NEW YORK (Reuters) - Activity in Apple Inc (AAPL.O) options were busy on Tuesday ahead of the iPhone maker’s quarterly results, split between investors expecting the stock to recoup recent losses and those looking for protection against a further drop.
The world’s most valuable publicly traded technology company is expected to report quarterly revenue slightly below Wall Street’s average estimates for the first time in six quarters, according to Thomson Reuters StarMine.
Relatively lacklustre sales forecasts by some of Apple Inc’s (AAPL.O) main Asian suppliers have raised the spectre of the first annual decline for iPhone sales since the flagship product was launched almost a decade ago.

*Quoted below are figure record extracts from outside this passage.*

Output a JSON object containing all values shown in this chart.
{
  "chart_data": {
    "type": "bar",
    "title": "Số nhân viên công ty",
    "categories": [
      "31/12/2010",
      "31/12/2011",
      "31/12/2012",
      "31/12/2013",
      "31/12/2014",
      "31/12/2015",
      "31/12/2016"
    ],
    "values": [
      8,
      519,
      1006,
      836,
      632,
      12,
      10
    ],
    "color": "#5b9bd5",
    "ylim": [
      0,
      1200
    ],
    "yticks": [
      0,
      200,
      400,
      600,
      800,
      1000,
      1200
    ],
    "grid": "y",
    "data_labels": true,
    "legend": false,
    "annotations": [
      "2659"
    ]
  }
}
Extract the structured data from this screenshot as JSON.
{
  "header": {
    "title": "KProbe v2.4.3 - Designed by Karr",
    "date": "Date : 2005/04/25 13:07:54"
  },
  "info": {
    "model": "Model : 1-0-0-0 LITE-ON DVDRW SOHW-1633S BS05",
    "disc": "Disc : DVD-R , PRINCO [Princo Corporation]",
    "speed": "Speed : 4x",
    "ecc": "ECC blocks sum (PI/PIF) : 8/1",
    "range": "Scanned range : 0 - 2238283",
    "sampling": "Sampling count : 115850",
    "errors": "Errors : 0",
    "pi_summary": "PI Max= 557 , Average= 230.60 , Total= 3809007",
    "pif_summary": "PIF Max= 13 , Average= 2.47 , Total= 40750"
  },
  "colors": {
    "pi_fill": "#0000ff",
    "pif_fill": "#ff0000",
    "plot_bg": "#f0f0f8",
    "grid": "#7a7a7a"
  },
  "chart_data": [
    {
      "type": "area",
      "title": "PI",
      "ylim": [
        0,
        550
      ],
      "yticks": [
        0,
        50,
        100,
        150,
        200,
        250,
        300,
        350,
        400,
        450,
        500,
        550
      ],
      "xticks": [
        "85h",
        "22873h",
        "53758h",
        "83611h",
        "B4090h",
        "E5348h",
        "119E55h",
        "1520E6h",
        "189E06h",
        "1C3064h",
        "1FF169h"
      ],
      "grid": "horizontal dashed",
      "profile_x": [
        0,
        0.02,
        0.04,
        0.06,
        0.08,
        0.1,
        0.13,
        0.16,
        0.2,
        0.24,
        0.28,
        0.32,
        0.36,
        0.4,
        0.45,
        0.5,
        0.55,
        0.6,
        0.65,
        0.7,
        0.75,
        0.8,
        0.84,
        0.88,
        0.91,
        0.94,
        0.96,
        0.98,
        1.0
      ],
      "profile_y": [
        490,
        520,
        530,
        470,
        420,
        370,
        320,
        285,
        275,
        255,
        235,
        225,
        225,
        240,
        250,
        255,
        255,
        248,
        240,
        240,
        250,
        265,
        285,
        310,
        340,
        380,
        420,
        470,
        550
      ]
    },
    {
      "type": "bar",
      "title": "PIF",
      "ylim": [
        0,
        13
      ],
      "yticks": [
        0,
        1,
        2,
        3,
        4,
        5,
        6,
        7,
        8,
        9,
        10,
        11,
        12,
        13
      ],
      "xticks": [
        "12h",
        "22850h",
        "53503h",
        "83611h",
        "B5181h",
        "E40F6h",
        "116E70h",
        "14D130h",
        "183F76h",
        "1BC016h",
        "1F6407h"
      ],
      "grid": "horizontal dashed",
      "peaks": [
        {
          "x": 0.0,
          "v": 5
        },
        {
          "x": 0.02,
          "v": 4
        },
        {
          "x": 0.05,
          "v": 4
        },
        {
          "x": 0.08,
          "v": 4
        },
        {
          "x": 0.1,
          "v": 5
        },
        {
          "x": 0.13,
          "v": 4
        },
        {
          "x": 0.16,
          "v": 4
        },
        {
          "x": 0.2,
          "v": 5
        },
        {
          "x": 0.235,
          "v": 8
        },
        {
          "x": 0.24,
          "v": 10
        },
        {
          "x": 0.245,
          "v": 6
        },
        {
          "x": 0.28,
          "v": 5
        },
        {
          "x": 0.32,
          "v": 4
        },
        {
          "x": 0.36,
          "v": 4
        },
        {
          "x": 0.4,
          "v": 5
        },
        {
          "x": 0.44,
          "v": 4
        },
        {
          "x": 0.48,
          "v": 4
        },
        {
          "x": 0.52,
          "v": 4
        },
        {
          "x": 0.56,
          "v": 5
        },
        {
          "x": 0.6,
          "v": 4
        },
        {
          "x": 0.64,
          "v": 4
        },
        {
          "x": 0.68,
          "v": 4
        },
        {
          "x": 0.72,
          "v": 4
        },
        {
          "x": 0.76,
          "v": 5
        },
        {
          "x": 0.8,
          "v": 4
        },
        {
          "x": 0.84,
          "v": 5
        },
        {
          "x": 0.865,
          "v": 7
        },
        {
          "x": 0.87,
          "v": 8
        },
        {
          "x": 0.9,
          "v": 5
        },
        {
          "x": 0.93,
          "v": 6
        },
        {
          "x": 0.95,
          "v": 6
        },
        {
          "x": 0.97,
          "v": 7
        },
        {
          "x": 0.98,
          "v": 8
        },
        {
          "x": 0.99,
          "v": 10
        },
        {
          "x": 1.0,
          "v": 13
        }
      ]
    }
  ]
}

Apple shares have underperformed the S&P 500 .SPX for a year, losing about 11 percent compared with the S&P's 8 percent decline. On Tuesday, shares were nearly flat at $100.12, while the S&P gained 1 percent.
Still, traders have not given up on gains. On Monday, Apple’s call options, typically bought by investors who believe a stock will rise in value, outnumbered puts by a 1.6-to-1 margin, slightly more than the recent average.
Typically puts - which are generally used to hedge against a dip - have a higher implied volatility than calls. But on Monday, out-of-the-money calls and puts - that is, options that are not profitable yet - were trading at a similar level of implied volatility.
Generally, puts trade with a higher implied volatility because of greater concern about declines than hopes for gains. The relatively similar volatility expectations is to some an optimistic signal.
“This shows big demand for the calls,” Brian Overby, options analyst at online brokerage TradeKing in Charlotte, North Carolina, said.
The 30-day implied volatility, a gauge of the risk of large moves in the shares, is not a lot higher than before previous earnings results, said David Hait, president of OptionMetrics in New York.
On Tuesday, the cost of a straddle in Apple’s options, a strategy in which a trader buys an at-the-money put option and a similar call option, implies a move of about 6.4 percent in either direction by Friday. Over the last eight earnings reports, the average one-day move after reporting is 4.6 percent.
“The data seem to imply that there’s not any more uncertainty in the upcoming announcement than in any previous ones,” Hait said.
Put options betting on shares falling below $90, about 9 percent below the current price, were the busiest options on Tuesday, with 50,000 contracts traded.